过程中,他夸赞声不断地响起,根本就没有办法停止赞美的言语:
“虽然其他雄虫普遍都认为孕育时的您最为美丽,但我却觉得任何时候的您,都耀眼得无与伦比,夺目得无法比拟。”
“真是让我无法理解。他们为什么不懂得欣赏这时候的您呢?”
“仿佛平白无故长了一双视力绝佳,洞悉一切的眼睛,却愚昧无知到了极点,不愿意使用似的。”
他话里有话,引得尤金垂眸,深深看了他一眼。
青蛉又怎么能不知道他在想什么,当即补充道:“我可以用对您的爱发誓,这是我发自内心的真实想法。

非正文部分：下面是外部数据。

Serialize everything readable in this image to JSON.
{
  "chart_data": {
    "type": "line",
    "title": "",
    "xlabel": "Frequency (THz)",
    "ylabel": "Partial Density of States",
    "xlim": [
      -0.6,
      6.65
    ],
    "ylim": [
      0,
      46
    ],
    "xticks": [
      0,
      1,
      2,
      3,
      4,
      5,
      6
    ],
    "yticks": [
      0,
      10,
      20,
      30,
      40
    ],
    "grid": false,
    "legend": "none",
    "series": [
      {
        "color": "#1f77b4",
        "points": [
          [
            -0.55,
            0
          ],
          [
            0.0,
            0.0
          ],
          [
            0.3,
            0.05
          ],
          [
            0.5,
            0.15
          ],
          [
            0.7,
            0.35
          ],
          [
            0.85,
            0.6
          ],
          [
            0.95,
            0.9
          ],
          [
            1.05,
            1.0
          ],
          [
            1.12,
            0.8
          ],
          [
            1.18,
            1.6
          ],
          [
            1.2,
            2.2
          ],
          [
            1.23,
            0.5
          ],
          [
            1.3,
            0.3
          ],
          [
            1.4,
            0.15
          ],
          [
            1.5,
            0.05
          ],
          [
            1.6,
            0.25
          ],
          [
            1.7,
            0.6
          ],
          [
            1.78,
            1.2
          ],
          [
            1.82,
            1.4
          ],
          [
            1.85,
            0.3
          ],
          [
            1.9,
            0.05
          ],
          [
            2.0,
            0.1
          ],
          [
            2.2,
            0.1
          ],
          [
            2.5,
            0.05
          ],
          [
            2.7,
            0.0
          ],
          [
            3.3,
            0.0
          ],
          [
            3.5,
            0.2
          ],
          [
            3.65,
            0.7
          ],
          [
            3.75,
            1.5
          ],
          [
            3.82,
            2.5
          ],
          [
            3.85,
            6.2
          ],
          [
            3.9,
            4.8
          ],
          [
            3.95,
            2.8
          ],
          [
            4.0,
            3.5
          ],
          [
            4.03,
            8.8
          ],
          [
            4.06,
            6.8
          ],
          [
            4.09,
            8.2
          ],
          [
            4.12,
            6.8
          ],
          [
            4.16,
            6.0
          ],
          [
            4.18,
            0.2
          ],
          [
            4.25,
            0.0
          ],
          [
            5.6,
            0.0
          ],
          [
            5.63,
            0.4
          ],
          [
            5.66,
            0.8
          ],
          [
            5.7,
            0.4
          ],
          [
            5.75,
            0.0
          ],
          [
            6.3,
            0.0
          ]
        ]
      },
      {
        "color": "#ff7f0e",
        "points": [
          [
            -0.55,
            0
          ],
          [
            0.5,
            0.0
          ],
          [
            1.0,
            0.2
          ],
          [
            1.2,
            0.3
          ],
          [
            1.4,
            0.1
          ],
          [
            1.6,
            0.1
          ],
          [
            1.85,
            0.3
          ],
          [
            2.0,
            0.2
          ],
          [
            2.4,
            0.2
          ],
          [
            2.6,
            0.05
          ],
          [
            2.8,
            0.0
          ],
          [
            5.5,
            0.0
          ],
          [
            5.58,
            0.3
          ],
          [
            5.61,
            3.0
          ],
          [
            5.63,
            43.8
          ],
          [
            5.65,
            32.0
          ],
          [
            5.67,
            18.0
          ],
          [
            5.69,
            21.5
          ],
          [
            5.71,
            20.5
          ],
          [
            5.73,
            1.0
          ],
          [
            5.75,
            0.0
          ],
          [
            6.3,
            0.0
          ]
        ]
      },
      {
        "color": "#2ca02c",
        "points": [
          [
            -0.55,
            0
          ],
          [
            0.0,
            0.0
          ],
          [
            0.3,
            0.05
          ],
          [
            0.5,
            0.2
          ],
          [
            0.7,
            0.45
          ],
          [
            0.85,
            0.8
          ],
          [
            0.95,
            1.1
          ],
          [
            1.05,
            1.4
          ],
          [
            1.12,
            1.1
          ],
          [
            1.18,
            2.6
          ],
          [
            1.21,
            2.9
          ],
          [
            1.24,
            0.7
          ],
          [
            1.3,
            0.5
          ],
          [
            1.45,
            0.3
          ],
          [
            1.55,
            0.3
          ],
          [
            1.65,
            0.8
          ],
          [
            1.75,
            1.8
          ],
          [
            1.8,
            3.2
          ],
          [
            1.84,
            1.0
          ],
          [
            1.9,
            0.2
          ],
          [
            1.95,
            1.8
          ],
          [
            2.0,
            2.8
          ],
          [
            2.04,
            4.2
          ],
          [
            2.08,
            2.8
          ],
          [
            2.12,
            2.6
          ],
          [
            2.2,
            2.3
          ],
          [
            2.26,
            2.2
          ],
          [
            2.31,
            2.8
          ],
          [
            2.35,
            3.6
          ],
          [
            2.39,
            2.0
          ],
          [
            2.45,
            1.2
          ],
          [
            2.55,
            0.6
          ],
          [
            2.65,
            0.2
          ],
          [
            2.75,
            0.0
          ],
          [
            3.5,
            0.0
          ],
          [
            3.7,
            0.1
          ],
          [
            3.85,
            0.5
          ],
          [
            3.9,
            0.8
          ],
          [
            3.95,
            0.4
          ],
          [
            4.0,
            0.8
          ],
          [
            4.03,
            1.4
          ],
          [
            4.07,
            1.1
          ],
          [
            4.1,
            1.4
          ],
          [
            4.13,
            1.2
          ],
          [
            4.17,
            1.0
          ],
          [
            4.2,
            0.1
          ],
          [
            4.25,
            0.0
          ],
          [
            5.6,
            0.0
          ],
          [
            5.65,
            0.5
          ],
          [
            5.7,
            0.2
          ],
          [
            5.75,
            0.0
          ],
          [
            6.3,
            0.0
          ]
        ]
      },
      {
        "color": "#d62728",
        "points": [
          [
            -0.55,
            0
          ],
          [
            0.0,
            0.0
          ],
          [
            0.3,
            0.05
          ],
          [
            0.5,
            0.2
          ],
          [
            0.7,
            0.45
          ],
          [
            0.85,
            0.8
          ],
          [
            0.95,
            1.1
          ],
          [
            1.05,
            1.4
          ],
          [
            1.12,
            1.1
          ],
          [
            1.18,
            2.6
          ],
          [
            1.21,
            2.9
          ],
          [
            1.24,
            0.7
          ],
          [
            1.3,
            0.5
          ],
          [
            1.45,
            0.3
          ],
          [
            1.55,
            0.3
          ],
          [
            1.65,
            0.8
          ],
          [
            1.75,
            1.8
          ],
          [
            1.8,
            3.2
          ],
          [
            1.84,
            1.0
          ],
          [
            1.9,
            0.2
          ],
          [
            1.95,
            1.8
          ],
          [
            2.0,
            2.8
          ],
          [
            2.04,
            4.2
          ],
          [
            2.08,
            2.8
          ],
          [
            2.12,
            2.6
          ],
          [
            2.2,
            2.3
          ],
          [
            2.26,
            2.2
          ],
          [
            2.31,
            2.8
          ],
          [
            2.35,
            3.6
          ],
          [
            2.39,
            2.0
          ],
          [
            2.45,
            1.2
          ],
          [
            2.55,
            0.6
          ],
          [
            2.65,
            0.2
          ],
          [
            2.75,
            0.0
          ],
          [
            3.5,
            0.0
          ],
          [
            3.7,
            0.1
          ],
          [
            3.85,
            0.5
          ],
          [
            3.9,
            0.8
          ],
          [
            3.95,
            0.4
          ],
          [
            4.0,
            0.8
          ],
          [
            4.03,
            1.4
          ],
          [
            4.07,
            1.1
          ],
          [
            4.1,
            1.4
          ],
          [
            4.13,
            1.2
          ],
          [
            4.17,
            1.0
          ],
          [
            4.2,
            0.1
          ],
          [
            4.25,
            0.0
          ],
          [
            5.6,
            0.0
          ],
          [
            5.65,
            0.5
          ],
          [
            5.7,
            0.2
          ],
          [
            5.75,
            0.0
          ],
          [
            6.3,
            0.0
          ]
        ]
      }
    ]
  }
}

”虽然这句话有拉踩的成分就是了。
跟其他雄虫以繁衍为目的,急功近利进行的交尾行为不同,在人类世界研习过的青蛉看得格外清晰:无法把卵放在尤金体内又有什么要紧?
假如虫母的性格遵循传统,喜欢生孩子的同时,偏向于将孩子打造成人造兵器为己用,那么他争着抢着要为虫母生孩子也就算了。
尤金明显不是这样。
尤金对孩子没有特殊的要求,更不会对他们予以强制性的干涉,什么兵器,什么培养,他根本就不在意。
在尽到责任心之上,尤金更多的是随性而至,虽然看起来很平淡,但确实适时适量地向孩子表达出了他的珍视。
因此,孩子对于尤金而言,虽然被他放置的位置稍高,但却不是生命的必需品,更不是捆绑品。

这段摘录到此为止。